Por estas páginas pasa la comedia humana cruel, concisa, sin tapujos. Ni siquiera el lector podrá respirar tranquilo; mucho menos encontrará satisfacción al hallarse con los paisajes del alma porque allí, a pesar del ropaje de esos, del color del trópico, de la mirada no pocas veces cruel de la experiencia y de la opinión apabullante, recalamos en la orilla de la isla ideológica, de la isla humana. No hay, por ende, otra realidad: la que se transpira con la decepción, la tributaria a la desazón.

Sala de urgencias y otros cuentos es una obra póstuma y que René no podrá ver ni sopesar porque la muerte lo privó de hacerlo. En el discurso se respira la isla que somos y por la cual debemos entender sus derroteros. Es un libro-grito, ese aullido por el cual, cada ser lacerado por el horror, la desesperación y la angustia no hace nada para cambiarlo, sino que se perpetúa en lo que es y allí espera, sereno, diurno, su eterna condena.

Descripción

Fragmento del Libro:

LA NOTA

Acababa de cumplir una condena sin saber cuál había sido su delito. Nadie se lo había explicado. Estaba nervioso y aspiraba, ávidamente, el humo del último cigarrillo que lo acompañó a la salida del presidio. Por eso estaba ahí, en el mismo parque donde ocurrieron los hechos, como para darle continuidad a algo que había sido interrumpido, o como quien olvida lo que iba a ejecutar y decide volver atrás como recurso de reenganche.

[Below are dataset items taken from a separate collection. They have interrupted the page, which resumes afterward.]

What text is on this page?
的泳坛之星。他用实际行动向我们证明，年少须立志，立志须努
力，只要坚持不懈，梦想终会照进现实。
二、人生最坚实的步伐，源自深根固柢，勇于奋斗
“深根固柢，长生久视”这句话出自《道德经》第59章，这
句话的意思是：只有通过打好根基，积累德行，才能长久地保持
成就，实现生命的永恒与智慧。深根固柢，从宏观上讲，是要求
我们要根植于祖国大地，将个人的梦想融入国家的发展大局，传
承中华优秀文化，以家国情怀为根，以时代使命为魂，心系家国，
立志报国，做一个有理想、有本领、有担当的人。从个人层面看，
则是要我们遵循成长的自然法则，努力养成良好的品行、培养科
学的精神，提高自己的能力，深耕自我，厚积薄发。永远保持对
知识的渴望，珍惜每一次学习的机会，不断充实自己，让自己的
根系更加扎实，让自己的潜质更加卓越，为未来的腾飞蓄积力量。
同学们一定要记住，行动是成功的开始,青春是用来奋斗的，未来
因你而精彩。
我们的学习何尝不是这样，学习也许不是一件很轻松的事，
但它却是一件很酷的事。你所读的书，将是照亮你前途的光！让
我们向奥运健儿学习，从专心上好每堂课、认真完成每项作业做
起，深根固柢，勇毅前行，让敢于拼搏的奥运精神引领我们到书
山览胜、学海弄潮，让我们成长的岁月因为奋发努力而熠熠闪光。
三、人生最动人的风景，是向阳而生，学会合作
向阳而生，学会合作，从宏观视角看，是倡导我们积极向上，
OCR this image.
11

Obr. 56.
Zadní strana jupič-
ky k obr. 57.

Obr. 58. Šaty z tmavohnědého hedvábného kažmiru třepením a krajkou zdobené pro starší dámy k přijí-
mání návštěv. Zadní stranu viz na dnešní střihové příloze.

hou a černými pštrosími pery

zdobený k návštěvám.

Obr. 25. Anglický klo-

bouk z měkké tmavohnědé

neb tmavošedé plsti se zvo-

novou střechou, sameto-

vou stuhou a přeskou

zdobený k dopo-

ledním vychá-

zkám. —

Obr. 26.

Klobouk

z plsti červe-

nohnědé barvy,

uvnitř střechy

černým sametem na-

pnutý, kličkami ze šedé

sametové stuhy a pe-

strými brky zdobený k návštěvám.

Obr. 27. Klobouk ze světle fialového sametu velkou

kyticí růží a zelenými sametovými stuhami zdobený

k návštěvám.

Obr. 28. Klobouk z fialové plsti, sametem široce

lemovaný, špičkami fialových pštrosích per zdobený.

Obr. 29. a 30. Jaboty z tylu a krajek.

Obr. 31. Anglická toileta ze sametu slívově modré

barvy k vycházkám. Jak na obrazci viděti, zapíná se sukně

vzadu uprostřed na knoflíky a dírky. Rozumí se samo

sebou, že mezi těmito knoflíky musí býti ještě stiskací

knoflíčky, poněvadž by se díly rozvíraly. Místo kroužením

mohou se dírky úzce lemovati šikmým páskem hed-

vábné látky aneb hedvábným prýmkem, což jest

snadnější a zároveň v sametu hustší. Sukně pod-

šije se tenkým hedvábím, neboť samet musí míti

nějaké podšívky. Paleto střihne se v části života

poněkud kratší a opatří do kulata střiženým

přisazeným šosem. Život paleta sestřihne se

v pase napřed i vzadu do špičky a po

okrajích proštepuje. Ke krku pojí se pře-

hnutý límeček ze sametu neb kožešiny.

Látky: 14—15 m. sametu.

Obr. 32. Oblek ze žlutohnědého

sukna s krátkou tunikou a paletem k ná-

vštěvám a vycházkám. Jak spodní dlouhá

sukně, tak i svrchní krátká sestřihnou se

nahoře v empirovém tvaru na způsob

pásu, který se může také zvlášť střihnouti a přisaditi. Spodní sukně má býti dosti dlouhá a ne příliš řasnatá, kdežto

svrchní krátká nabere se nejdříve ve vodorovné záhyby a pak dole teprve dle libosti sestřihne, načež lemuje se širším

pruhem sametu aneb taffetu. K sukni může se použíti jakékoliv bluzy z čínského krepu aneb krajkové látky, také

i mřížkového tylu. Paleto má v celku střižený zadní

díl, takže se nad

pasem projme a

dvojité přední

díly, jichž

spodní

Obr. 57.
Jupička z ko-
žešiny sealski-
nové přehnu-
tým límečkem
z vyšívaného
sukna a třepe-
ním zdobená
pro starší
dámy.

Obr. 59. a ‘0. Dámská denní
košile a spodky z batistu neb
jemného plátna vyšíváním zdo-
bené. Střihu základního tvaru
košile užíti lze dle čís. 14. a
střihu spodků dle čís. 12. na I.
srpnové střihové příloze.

El tímido otoño de noviembre languidecía junto a una de sus tardes. Las huellas se dejaban ver en la hojarasca que matizaba los suelos de aquel apartado parque. Su cuidador barría e incineraba la llovizna de los árboles mustios. Las llamas crecían, tanto por el alimento que les proporcionaban como por el oleaje del viejo viento de la época. Sentado entre el batir del viento y el barrendero, el hombre solitario no se preocupaba por nada externo. En la pausa del transeúnte se reafirmaban términos vespertinos y anulantes: canas, arrugas y vestimenta le añadían más años a los que tenía. Era una pieza más en el paisaje. Levantó la vista hacia las copas de los árboles semidesnudos y logró ver el albedrío de la libertad en los pájaros, mucho más libres que en el ajetreo de las personas al pasar por su lado. Retornó a la idea que lo había obsesionado en los primeros días de su encierro y, ante la imposibilidad de resolverla en aquel momento, se resignó a esperar porque la llave que podría abrir la gran incógnita no la tenía a mano. En consecuencia, determinó no pensar más en ello hasta que llegara la ocasión. Y, al fin, el momento había llegado.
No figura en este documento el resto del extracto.